Short Rotation Crop (SRC)

SINGPELLET recognizes that feedstock has an important role to play. To ensure that a reliable supply is available, our company is active in the plantation development of energy crops. The test bedding for Short Rotation Coppice in tropical climates for tropical trees will be conducted over a various range of species.

Why do we grow energy crops?

SINGPELLET grows energy crops to ensure a controlled feedstock. In recent years, concern about climate change have led to a rapidly developing interest in and markets for alternative and renewable energy sources. With controlled feedstock, it can serve as substitutes for fossil fuels, and woody biomass crops have the potential to reduce the carbon dioxide emissions that contribute to climate change.
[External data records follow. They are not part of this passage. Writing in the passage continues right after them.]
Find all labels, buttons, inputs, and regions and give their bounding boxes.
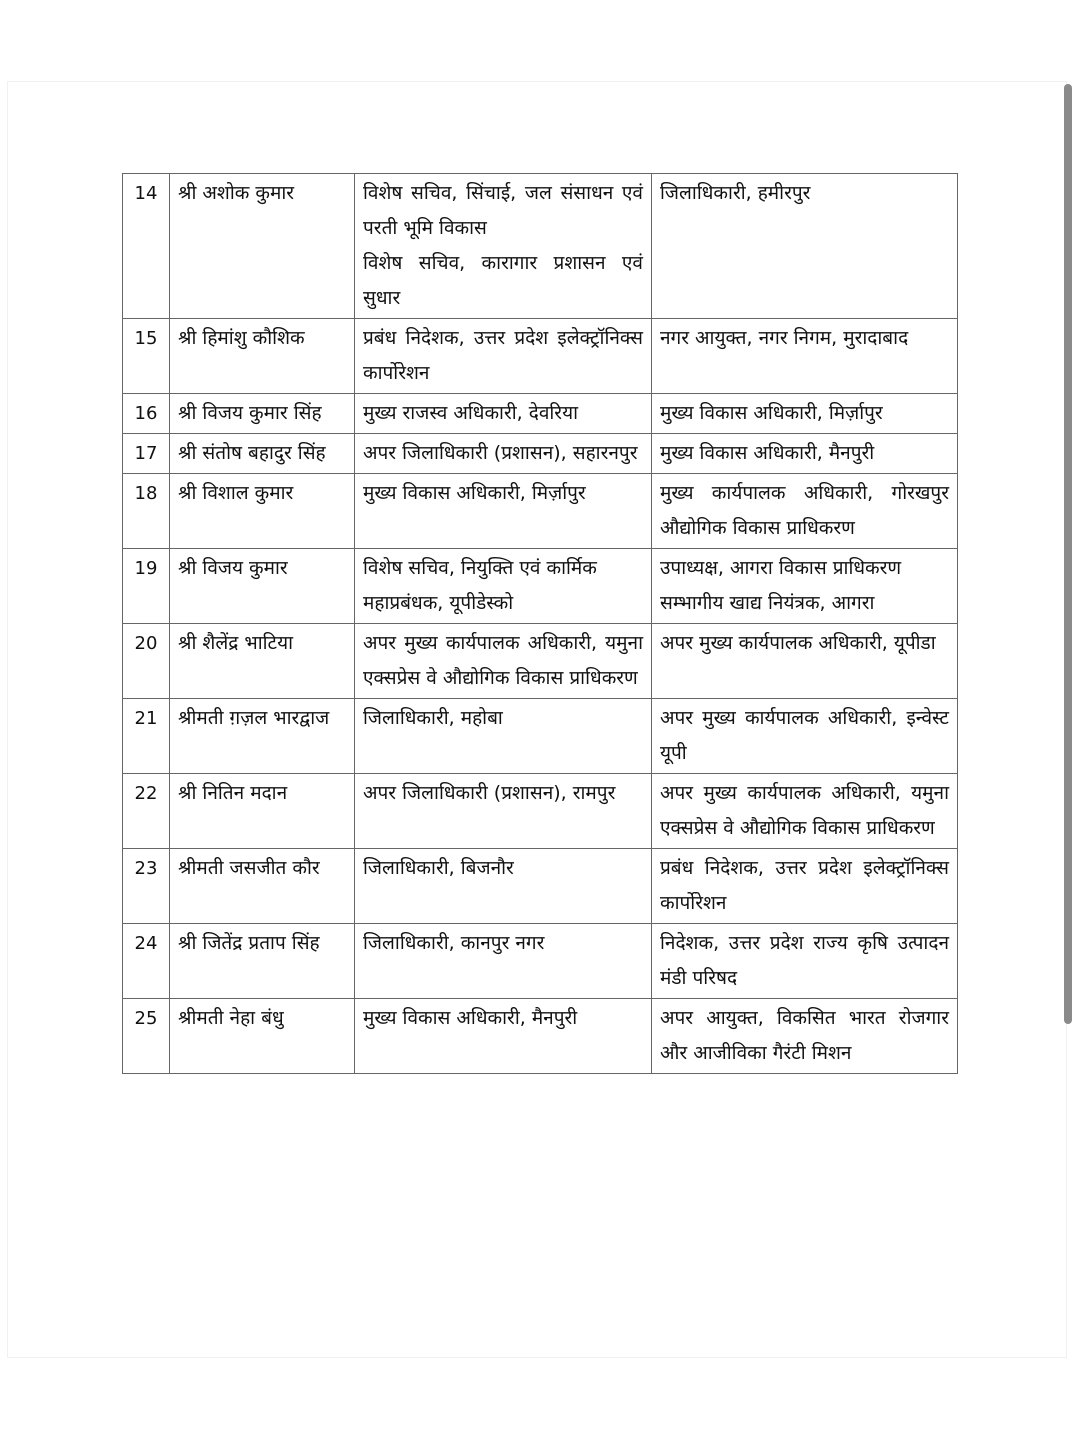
new-posting [652,319,958,394]
current-posting-line: अपर मुख्य कार्यपालक अधिकारी, यमुना एक्सप्रेस वे औद्योगिक विकास प्राधिकरण [363,632,643,689]
current-posting-line: मुख्य विकास अधिकारी, मैनपुरी [363,1007,578,1029]
current-posting [355,549,652,624]
officer-name: श्री विशाल कुमार [170,474,355,549]
current-posting [355,394,652,434]
table-row [123,699,958,774]
serial-number: 19 [123,549,170,624]
current-posting-line: अपर जिलाधिकारी (प्रशासन), रामपुर [363,782,616,804]
serial-number: 14 [123,174,170,319]
new-posting-line: अपर मुख्य कार्यपालक अधिकारी, यमुना एक्सप्रेस वे औद्योगिक विकास प्राधिकरण [660,782,949,839]
new-posting [652,174,958,319]
serial-number: 23 [123,849,170,924]
vertical-scrollbar[interactable] [1064,84,1072,1024]
serial-number: 15 [123,319,170,394]
new-posting-line: अपर मुख्य कार्यपालक अधिकारी, इन्वेस्ट यूपी [660,707,949,764]
current-posting-line: जिलाधिकारी, महोबा [363,707,503,729]
current-posting [355,699,652,774]
table-row [123,624,958,699]
current-posting-line: विशेष सचिव, सिंचाई, जल संसाधन एवं परती भूमि विकास [363,182,643,239]
officer-name: श्री संतोष बहादुर सिंह [170,434,355,474]
current-posting-line: अपर जिलाधिकारी (प्रशासन), सहारनपुर [363,442,638,464]
transfer-table [122,173,958,1074]
current-posting [355,434,652,474]
current-posting-line: विशेष सचिव, नियुक्ति एवं कार्मिक [363,557,597,579]
officer-name: श्री शैलेंद्र भाटिया [170,624,355,699]
current-posting [355,624,652,699]
current-posting-line: विशेष सचिव, कारागार प्रशासन एवं सुधार [363,252,643,309]
new-posting-line: नगर आयुक्त, नगर निगम, मुरादाबाद [660,327,909,349]
new-posting-line: जिलाधिकारी, हमीरपुर [660,182,811,204]
serial-number: 18 [123,474,170,549]
table-row [123,924,958,999]
officer-name: श्री अशोक कुमार [170,174,355,319]
new-posting [652,849,958,924]
new-posting-line: उपाध्यक्ष, आगरा विकास प्राधिकरण [660,557,902,579]
new-posting-line: प्रबंध निदेशक, उत्तर प्रदेश इलेक्ट्रॉनिक्स कार्पोरेशन [660,857,949,914]
current-posting [355,924,652,999]
new-posting [652,394,958,434]
officer-name: श्रीमती जसजीत कौर [170,849,355,924]
new-posting-line: अपर मुख्य कार्यपालक अधिकारी, यूपीडा [660,632,936,654]
current-posting [355,999,652,1074]
serial-number: 24 [123,924,170,999]
table-row [123,549,958,624]
officer-name: श्री विजय कुमार [170,549,355,624]
table-row [123,394,958,434]
table-row [123,434,958,474]
current-posting-line: मुख्य राजस्व अधिकारी, देवरिया [363,402,579,424]
new-posting-line: मुख्य विकास अधिकारी, मैनपुरी [660,442,875,464]
new-posting-line: मुख्य कार्यपालक अधिकारी, गोरखपुर औद्योगिक विकास प्राधिकरण [660,482,949,539]
new-posting [652,699,958,774]
current-posting [355,774,652,849]
officer-name: श्री हिमांशु कौशिक [170,319,355,394]
officer-name: श्री जितेंद्र प्रताप सिंह [170,924,355,999]
officer-name: श्री नितिन मदान [170,774,355,849]
current-posting [355,319,652,394]
officer-name: श्री विजय कुमार सिंह [170,394,355,434]
officer-name: श्रीमती ग़ज़ल भारद्वाज [170,699,355,774]
officer-name: श्रीमती नेहा बंधु [170,999,355,1074]
serial-number: 16 [123,394,170,434]
current-posting [355,849,652,924]
table-row [123,999,958,1074]
new-posting [652,999,958,1074]
new-posting [652,774,958,849]
table-row [123,319,958,394]
table-row [123,474,958,549]
new-posting [652,924,958,999]
current-posting-line: जिलाधिकारी, बिजनौर [363,857,514,879]
serial-number: 21 [123,699,170,774]
serial-number: 20 [123,624,170,699]
table-row [123,849,958,924]
new-posting-line: निदेशक, उत्तर प्रदेश राज्य कृषि उत्पादन मंडी परिषद [660,932,949,989]
current-posting-line: महाप्रबंधक, यूपीडेस्को [363,592,514,614]
new-posting-line: मुख्य विकास अधिकारी, मिर्ज़ापुर [660,402,883,424]
serial-number: 22 [123,774,170,849]
new-posting [652,474,958,549]
current-posting-line: जिलाधिकारी, कानपुर नगर [363,932,545,954]
current-posting [355,474,652,549]
new-posting-line: सम्भागीय खाद्य नियंत्रक, आगरा [660,592,875,614]
serial-number: 25 [123,999,170,1074]
new-posting [652,624,958,699]
new-posting [652,434,958,474]
current-posting-line: मुख्य विकास अधिकारी, मिर्ज़ापुर [363,482,586,504]
table-row [123,774,958,849]
current-posting [355,174,652,319]
new-posting-line: अपर आयुक्त, विकसित भारत रोजगार और आजीविका गैरंटी मिशन [660,1007,949,1064]
current-posting-line: प्रबंध निदेशक, उत्तर प्रदेश इलेक्ट्रॉनिक्स कार्पोरेशन [363,327,643,384]
table-row [123,174,958,319]
serial-number: 17 [123,434,170,474]
new-posting [652,549,958,624]
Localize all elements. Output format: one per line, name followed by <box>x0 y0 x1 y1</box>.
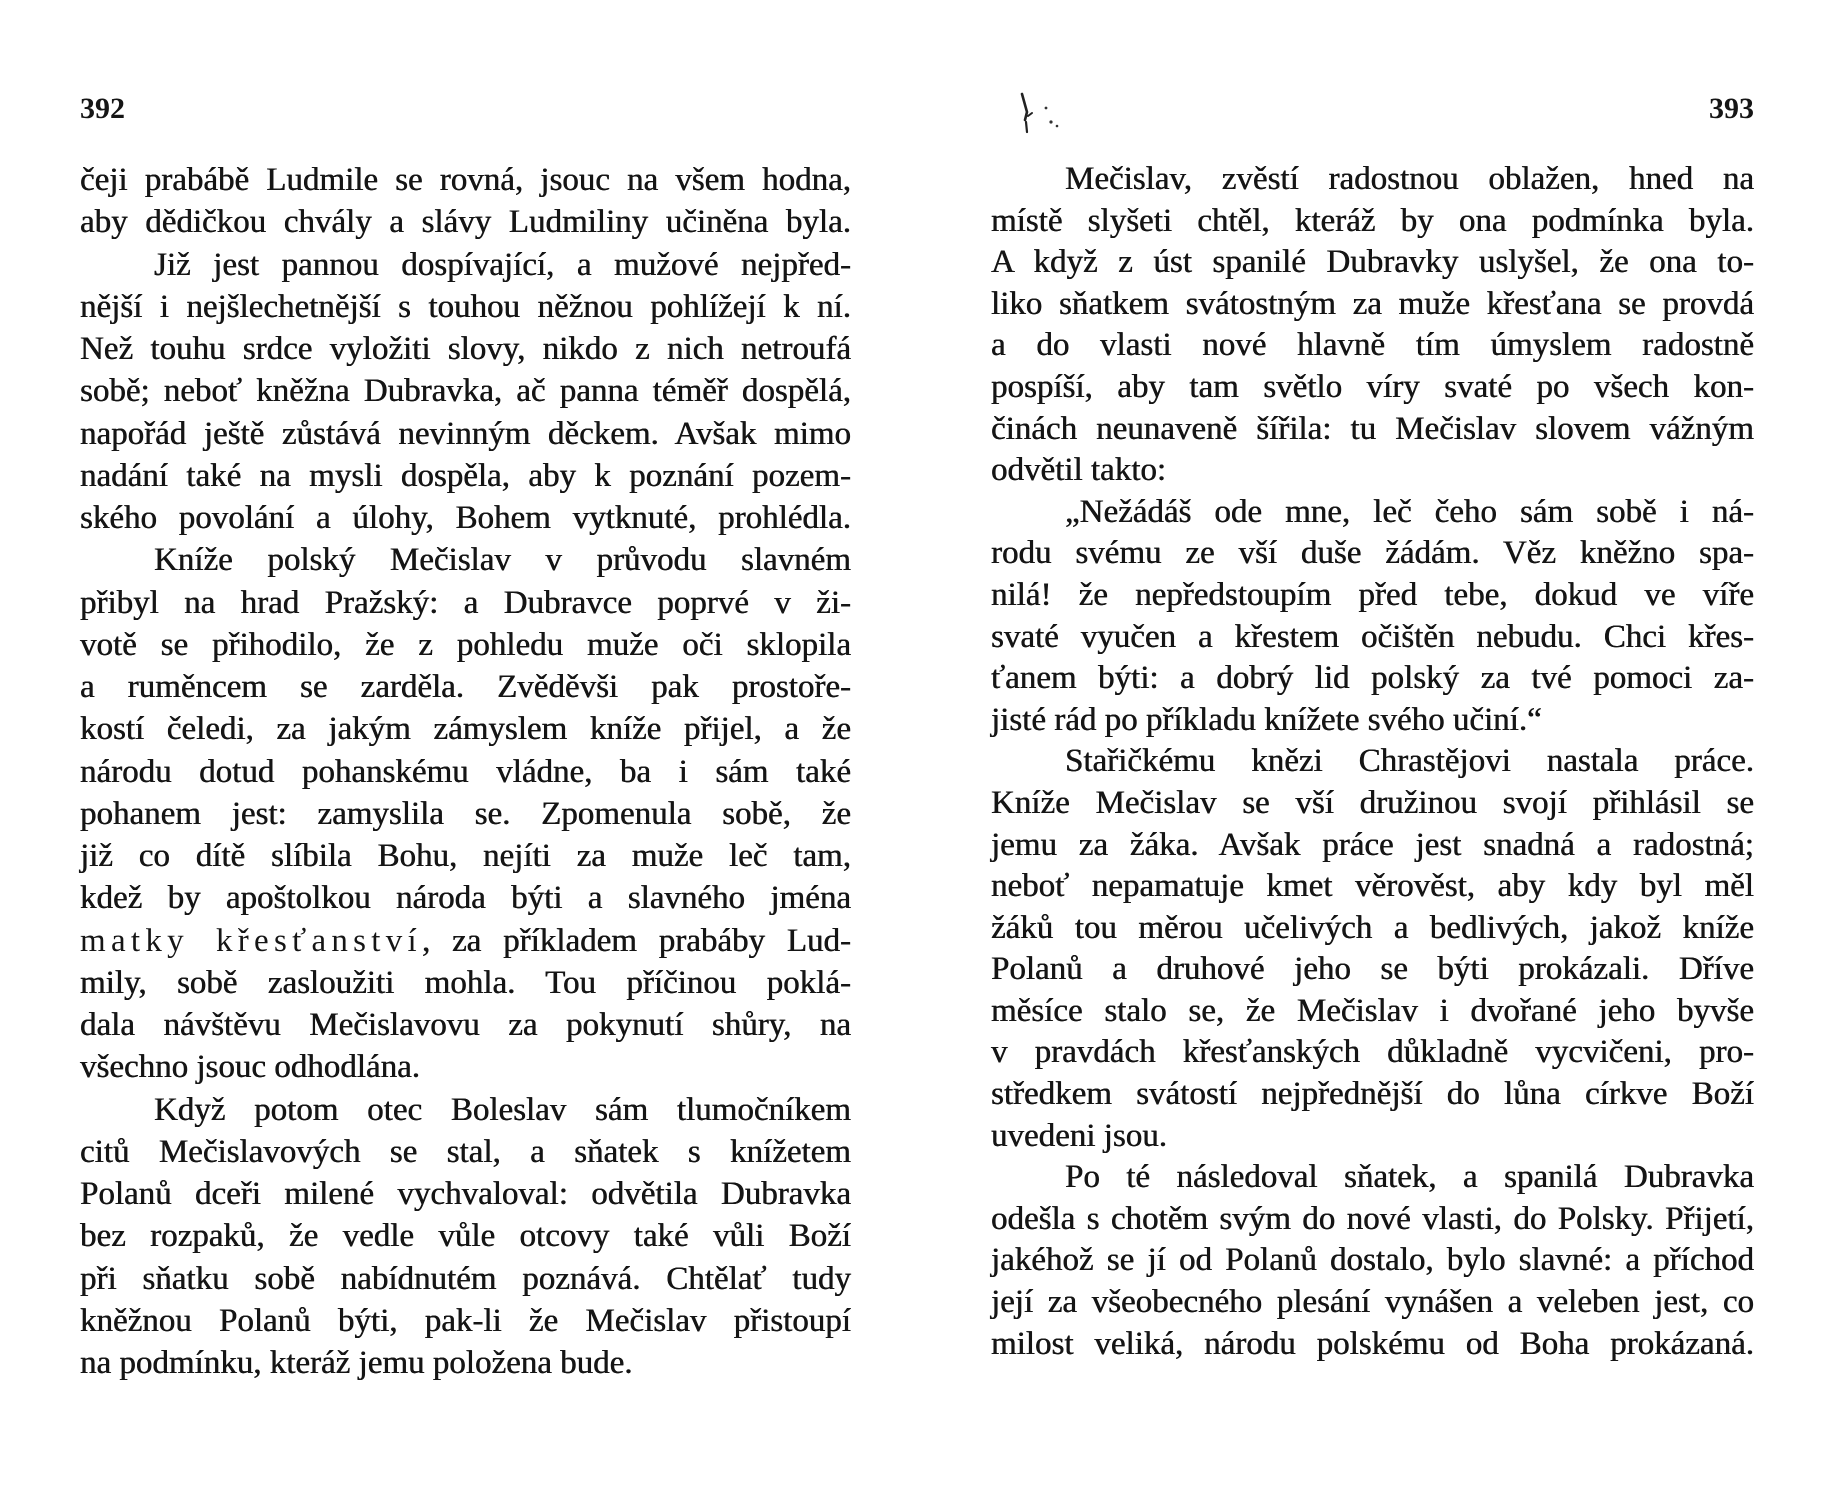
text-line: v pravdách křesťanských důkladně vycvičeni, pro- <box>991 1034 1754 1071</box>
text-line: dala návštěvu Mečislavovu za pokynutí shůry, na <box>80 1007 851 1043</box>
text-line: při sňatku sobě nabídnutém poznává. Chtělať tudy <box>80 1260 851 1297</box>
text-line: votě se přihodilo, že z pohledu muže oči sklopila <box>80 626 851 663</box>
text-line: měsíce stalo se, že Mečislav i dvořané jeho byvše <box>991 992 1754 1029</box>
text-line: neboť nepamatuje kmet věrověst, aby kdy byl měl <box>991 868 1754 905</box>
page-text <box>991 159 1754 1365</box>
text-line: Mečislav, zvěstí radostnou oblažen, hned na <box>1065 161 1754 197</box>
text-line: nadání také na mysli dospěla, aby k poznání pozem- <box>80 457 851 494</box>
emphasized-text: matky křesťanství <box>80 922 422 959</box>
text-line: jakéhož se jí od Polanů dostalo, bylo slavné: a příchod <box>991 1242 1754 1279</box>
text-line: nilá! že nepředstoupím před tebe, dokud ve víře <box>991 576 1754 613</box>
text-line: odešla s chotěm svým do nové vlasti, do Polsky. Přijetí, <box>991 1200 1754 1237</box>
text-line: kdež by apoštolkou národa býti a slavného jména <box>80 880 851 917</box>
paragraph <box>991 159 1754 492</box>
text-line: pohanem jest: zamyslila se. Zpomenula sobě, že <box>80 795 851 832</box>
text-line-rest: , za příkladem prabáby Lud- <box>421 922 851 959</box>
text-line: citů Mečislavových se stal, a sňatek s knížetem <box>80 1133 851 1170</box>
text-line: a do vlasti nové hlavně tím úmyslem radostně <box>991 327 1754 364</box>
text-line <box>80 920 851 962</box>
text-line: rodu svému ze vší duše žádám. Věz kněžno spa- <box>991 535 1754 572</box>
text-line: mily, sobě zasloužiti mohla. Tou příčinou poklá- <box>80 964 851 1001</box>
text-line: milost veliká, národu polskému od Boha prokázaná. <box>991 1325 1754 1362</box>
text-line: pospíší, aby tam světlo víry svaté po všech kon- <box>991 368 1754 405</box>
text-line: ťanem býti: a dobrý lid polský za tvé pomoci za- <box>991 660 1754 697</box>
text-line: činách neunaveně šířila: tu Mečislav slovem vážným <box>991 410 1754 447</box>
text-line: středkem svátostí nejpřednější do lůna církve Boží <box>991 1076 1754 1113</box>
paragraph <box>80 244 851 540</box>
text-line: A když z úst spanilé Dubravky uslyšel, že ona to- <box>991 244 1754 281</box>
text-line: již co dítě slíbila Bohu, nejíti za muže leč tam, <box>80 838 851 874</box>
text-line: žáků tou měrou učelivých a bedlivých, jakož kníže <box>991 909 1754 946</box>
text-line: kostí čeledi, za jakým zámyslem kníže přijel, a že <box>80 711 851 748</box>
paragraph <box>991 741 1754 1157</box>
text-line: jemu za žáka. Avšak práce jest snadná a radostná; <box>991 826 1754 863</box>
text-line: Po té následoval sňatek, a spanilá Dubravka <box>1065 1159 1754 1196</box>
paragraph <box>991 1157 1754 1365</box>
text-line: odvětil takto: <box>991 452 1167 489</box>
text-line: Stařičkému knězi Chrastějovi nastala práce. <box>1065 743 1754 780</box>
text-line: Polanů dceři milené vychvaloval: odvětila Dubravka <box>80 1176 851 1212</box>
paragraph <box>80 159 851 244</box>
page-number: 393 <box>1709 92 1754 125</box>
text-line: a ruměncem se zarděla. Zvěděvši pak prostoře- <box>80 669 851 705</box>
text-line: ského povolání a úlohy, Bohem vytknuté, prohlédla. <box>80 500 851 536</box>
text-line: jisté rád po příkladu knížete svého učiní.“ <box>991 701 1542 738</box>
text-line: Když potom otec Boleslav sám tlumočníkem <box>154 1091 851 1128</box>
text-line: Kníže polský Mečislav v průvodu slavném <box>154 542 851 579</box>
text-line: místě slyšeti chtěl, kteráž by ona podmínka byla. <box>991 202 1754 239</box>
page-text <box>80 159 851 1384</box>
text-line: aby dědičkou chvály a slávy Ludmiliny učiněna byla. <box>80 204 851 241</box>
text-line: sobě; neboť kněžna Dubravka, ač panna téměř dospělá, <box>80 373 851 410</box>
text-line: napořád ještě zůstává nevinným děckem. Avšak mimo <box>80 415 851 452</box>
text-line: liko sňatkem svátostným za muže křesťana se provdá <box>991 285 1754 322</box>
text-line: její za všeobecného plesání vynášen a veleben jest, co <box>991 1284 1754 1321</box>
paragraph <box>80 539 851 1088</box>
text-line: všechno jsouc odhodlána. <box>80 1049 421 1086</box>
text-line: Polanů a druhové jeho se býti prokázali. Dříve <box>991 951 1754 988</box>
text-line: Již jest pannou dospívající, a mužové nejpřed- <box>154 246 851 283</box>
text-line: přibyl na hrad Pražský: a Dubravce poprvé v ži- <box>80 584 851 621</box>
text-line: Než touhu srdce vyložiti slovy, nikdo z nich netroufá <box>80 331 851 367</box>
text-line: uvedeni jsou. <box>991 1117 1167 1154</box>
paragraph <box>991 492 1754 742</box>
text-line: Kníže Mečislav se vší družinou svojí přihlásil se <box>991 784 1754 821</box>
text-line: na podmínku, kteráž jemu položena bude. <box>80 1345 633 1381</box>
text-line: „Nežádáš ode mne, leč čeho sám sobě i ná- <box>1065 493 1754 530</box>
text-line: čeji prabábě Ludmile se rovná, jsouc na všem hodna, <box>80 162 851 198</box>
paragraph <box>80 1089 851 1385</box>
page-number: 392 <box>80 92 125 125</box>
text-line: národu dotud pohanskému vládne, ba i sám také <box>80 753 851 790</box>
text-line: nější i nejšlechetnější s touhou něžnou pohlížejí k ní. <box>80 288 851 325</box>
text-line: svaté vyučen a křestem očištěn nebudu. Chci křes- <box>991 618 1754 655</box>
ink-mark-icon <box>1018 92 1064 142</box>
text-line: kněžnou Polanů býti, pak-li že Mečislav přistoupí <box>80 1302 851 1339</box>
text-line: bez rozpaků, že vedle vůle otcovy také vůli Boží <box>80 1218 851 1255</box>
Hence, the commercial planting of short rotation coppice crops (SRC) is becoming increasingly important and biomass is seen to have a role in meeting Kyoto commitments. Energy crops can make a contribution to emission reduction because they recycle atmospheric CO2, whilst the use of fossil fuels releases carbon into the atmosphere that would otherwise be stored. Trees when planted as energy crops will take up nitrogen and so can be used to resolve the problem of nitrate pollution.

SINGPELLET is strongly committed in maintaining its SRC plantation, which is important for social and economic reasons, by pursuing a feedstock model which incorporates these dedicated crops and which includes SP investment for the following reasons:

  1. Increased development of the agricultural sector resulting in economic growth and  development, and 
  2. Establishing a secure and consistent long-term capacity for the pellet and power industries and thereby reducing pressures on crown forests.

SP SCR plantations are harvested on a short rotation cutting cycle. Once the crop reaches short cycle the plantation is harvested and left to re-grow for another cutting cycle. The cutting action (coppice) initiates an increased growth response as the trees attempt to maintain the balance of below and above ground biomass.

The term SRC has prevailed to refer to biomass productions systems cultivated for energy purposes which use fast-growing tree species with the ability to resprout from stumps after harvest in short intervals. SRC cultivation in larger scale could help to meet social and economic targets.